Andorre est avec le Vatican le dernier Etat en Europe où l’avortement soit toujours strictement interdit.
Alors Macron, le « co-prince », est allé sur place pour « souhaiter » que ça change, prétextant une « demande » des femmes andorranes… (Les seules demandes sont celles de l’ONU, de la France et des lobbies. Il n’y a jamais eu de procès et les femmes qui veulent avorter vont en France ou en Espagne, avec une aide du gouvernement…)
« Je souhaite que ce débat progresse et qu’il permette de répondre à une demande que j’entends. Votre gouvernement a fait une proposition d’avancer. Elle me paraît proportionnée. »
« Le gouvernement s’efforce de trouver une solution mûrement réfléchie et négociée sans compromettre notre système politique », a déclaré le chef du gouvernement andorran, Xavier Espot Zamora, qui il y a un mois a dit espérer « dépénaliser » l’avortement d’ici un an.
Macron avait déjà évoqué le sujet lors de sa première visite en 2019, comme le veut l’obsession de la culture de mort.
Le problème, jusqu’ici, est que l’autre co-prince est un évêque. Depuis fin mai 2025 c’est Josep-Lluís Serrano Pentinat.

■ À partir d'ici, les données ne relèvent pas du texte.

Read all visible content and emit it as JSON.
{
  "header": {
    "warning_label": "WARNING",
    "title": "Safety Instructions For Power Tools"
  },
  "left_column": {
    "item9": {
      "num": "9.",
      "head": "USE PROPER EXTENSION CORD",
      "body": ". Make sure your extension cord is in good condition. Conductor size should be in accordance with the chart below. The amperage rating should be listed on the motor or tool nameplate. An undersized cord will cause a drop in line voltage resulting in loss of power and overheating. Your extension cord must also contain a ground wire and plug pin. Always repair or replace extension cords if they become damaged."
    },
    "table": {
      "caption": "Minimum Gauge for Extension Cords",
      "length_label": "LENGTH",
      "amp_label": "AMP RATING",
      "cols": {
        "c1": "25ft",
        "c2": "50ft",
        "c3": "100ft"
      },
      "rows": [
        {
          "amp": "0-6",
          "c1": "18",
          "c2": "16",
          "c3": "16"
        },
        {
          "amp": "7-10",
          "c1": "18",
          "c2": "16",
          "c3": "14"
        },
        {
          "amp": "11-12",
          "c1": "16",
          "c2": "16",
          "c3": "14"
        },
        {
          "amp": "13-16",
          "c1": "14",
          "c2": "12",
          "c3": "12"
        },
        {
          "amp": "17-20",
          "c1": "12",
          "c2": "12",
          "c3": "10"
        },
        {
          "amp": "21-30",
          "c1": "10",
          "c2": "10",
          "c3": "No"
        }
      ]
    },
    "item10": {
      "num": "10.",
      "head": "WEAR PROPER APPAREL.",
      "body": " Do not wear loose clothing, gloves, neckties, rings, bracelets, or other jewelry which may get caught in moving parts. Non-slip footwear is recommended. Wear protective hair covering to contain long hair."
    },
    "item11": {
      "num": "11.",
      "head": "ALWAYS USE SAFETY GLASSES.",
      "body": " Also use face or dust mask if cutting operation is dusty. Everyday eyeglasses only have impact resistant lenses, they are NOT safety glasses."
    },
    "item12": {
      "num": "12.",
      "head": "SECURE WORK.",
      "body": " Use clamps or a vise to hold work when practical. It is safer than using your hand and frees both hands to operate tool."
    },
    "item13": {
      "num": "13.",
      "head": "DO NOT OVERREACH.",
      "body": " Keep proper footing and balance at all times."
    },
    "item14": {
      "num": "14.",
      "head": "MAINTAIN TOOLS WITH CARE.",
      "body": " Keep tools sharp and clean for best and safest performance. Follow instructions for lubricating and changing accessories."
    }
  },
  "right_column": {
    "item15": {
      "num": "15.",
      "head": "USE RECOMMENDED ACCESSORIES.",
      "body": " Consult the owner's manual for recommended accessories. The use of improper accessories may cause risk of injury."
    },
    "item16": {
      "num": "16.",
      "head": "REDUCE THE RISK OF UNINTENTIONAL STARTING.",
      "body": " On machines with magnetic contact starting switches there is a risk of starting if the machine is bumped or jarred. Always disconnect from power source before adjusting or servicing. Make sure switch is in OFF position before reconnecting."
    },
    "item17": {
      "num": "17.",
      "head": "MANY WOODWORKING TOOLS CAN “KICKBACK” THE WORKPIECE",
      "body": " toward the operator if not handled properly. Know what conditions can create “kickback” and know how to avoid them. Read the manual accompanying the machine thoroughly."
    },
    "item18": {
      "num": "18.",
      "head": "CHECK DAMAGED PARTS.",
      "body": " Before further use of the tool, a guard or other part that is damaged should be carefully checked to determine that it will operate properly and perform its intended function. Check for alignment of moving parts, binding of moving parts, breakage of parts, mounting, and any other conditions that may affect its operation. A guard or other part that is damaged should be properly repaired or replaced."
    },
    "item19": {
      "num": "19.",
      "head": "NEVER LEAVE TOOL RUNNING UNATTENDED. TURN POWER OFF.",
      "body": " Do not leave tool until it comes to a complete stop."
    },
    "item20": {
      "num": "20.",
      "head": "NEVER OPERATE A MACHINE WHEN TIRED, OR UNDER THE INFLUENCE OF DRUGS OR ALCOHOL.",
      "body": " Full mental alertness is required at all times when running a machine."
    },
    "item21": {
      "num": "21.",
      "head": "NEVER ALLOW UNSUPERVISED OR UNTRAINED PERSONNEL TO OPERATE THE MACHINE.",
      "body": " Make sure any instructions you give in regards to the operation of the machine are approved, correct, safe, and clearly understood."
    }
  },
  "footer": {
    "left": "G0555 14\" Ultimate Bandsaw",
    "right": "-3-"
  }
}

Son prédécesseur avait dit qu’il « abdiquerait » si l’avortement était dépénalisé. D’où le désir de « ne pas compromettre notre système politique »…
Mais l’actuel évêque co-prince n’a encore rien dit publiquement, semble-t-il. Et la signature d’un seul co-prince suffit : la loi sur les unions civiles de personnes de même sexe a été signée par Chirac en 2005, celle sur la PMA par Macron en 2019. Et depuis 1993 Andorre est un Etat « non confessionnel ».
Le projet de loi devait être présenté en automne 2025, puis au premier trimestre 2026…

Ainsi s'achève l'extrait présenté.